Since such a structural constraint affects the statistical
significance of matches, you should use RNAcalibrate with the same
RNAcalibrate -f 2,7 -d examples/3UTR_worm.freq -k 50 -l 50,30 -q examples/cel-let-7.fasta
Be aware that you might need a larger sample (larger -k value) to get
a good estimate of statistical parameters, especially for shorter
sequences. This is, because it is not for all miRNA/target
combinations possible to form a helix at the specified positions.
To get a feeling of how stable the parameter estimates are, repeat the
calibration several times and have a look at the resulting values.

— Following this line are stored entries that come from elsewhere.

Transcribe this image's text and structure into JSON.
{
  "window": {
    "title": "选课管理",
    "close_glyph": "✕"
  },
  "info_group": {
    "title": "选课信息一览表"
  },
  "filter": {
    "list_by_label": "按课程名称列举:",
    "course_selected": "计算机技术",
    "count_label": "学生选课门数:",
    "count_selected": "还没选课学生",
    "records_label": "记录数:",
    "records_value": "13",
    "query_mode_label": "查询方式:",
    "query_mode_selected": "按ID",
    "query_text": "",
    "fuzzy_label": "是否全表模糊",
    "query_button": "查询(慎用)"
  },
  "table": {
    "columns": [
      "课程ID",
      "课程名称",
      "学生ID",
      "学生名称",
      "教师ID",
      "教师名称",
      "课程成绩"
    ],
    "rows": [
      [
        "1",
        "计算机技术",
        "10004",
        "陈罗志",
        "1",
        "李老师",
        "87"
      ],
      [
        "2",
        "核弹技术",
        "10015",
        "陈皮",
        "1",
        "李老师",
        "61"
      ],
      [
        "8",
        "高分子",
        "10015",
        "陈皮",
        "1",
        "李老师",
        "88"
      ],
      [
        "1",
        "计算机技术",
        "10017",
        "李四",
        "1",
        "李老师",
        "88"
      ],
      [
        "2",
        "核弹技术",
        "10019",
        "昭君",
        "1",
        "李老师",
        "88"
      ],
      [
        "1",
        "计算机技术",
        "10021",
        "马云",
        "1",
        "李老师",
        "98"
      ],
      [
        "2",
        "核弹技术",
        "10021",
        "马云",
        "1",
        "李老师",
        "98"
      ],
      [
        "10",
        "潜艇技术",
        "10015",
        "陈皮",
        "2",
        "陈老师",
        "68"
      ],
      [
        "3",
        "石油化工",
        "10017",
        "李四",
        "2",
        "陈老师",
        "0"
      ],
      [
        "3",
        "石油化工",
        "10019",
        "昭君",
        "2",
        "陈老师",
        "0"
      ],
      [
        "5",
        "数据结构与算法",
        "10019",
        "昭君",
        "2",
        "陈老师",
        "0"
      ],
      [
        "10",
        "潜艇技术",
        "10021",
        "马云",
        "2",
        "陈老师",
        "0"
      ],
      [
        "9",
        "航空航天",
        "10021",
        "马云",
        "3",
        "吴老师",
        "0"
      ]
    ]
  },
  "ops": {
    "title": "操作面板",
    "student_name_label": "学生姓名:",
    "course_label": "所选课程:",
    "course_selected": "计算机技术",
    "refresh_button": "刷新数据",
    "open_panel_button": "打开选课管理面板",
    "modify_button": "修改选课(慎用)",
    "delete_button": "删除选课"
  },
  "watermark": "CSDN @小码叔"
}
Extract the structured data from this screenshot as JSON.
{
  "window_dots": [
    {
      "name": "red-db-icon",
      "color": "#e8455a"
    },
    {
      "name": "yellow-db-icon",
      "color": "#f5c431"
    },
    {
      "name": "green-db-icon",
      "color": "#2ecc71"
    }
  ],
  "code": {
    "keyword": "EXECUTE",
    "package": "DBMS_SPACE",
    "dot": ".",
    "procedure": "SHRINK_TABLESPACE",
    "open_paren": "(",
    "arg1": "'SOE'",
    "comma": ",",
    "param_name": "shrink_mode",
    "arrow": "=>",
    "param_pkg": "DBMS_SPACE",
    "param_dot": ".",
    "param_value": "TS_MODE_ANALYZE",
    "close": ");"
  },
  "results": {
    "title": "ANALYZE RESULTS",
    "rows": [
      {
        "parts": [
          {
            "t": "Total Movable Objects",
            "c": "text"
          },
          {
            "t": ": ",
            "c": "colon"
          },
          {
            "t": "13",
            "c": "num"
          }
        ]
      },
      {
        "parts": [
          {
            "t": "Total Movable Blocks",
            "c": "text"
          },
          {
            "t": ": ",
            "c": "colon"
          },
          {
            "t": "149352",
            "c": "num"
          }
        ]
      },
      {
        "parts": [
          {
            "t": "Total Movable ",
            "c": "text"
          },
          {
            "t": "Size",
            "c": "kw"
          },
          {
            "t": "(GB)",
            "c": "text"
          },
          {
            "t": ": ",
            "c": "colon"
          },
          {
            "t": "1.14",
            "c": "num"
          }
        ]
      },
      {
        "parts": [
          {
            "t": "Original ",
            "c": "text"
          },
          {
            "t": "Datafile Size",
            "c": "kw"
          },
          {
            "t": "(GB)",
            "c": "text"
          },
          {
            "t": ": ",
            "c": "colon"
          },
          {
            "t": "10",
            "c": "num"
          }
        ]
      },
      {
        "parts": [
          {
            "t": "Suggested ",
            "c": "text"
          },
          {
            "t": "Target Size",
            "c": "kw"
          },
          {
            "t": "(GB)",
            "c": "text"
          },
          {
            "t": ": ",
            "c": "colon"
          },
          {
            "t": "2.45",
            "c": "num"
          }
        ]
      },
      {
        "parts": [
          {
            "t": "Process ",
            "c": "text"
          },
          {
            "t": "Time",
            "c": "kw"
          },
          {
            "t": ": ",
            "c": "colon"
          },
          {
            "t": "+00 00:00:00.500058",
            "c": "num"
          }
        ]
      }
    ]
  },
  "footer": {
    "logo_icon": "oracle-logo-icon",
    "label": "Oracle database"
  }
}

In a cross-species analysis, you would search C. briggsae sequences as
RNAhybrid -s 3utr_worm -t examples/cbr-hbl-1.fasta -q examples/cel-let-7.fasta
To assess how much evidence the use of multiple species adds, you can
calculate the effective number of orthologous sequences:
RNAeffective -k 30 -s -t examples/hbl-1.fasta -q examples/cel-let-7.fasta
Here, hbl-1.fasta contains both hbl-1 3'UTR sequences (C. elegans and
C. briggsae). The output tells you an effective number of 1.3, which
means that the two sequences are statistically rather dependent, and
that it is not that surprising to find a good hit in cbr-hbl-1 if you
have found one in cel-hbl-1. The closer the effective number is to the
actual number (2 in this example), the statistically more independent
the sequences are. Like in the RNAcalibrate examples, the -k option
should take larger values, although the calculations are very time
In general, target files (-t option) and query (miRNA) files (-q
option) can be multiple fasta files. The searches are performed in all
combinations (all queries vs. all targets).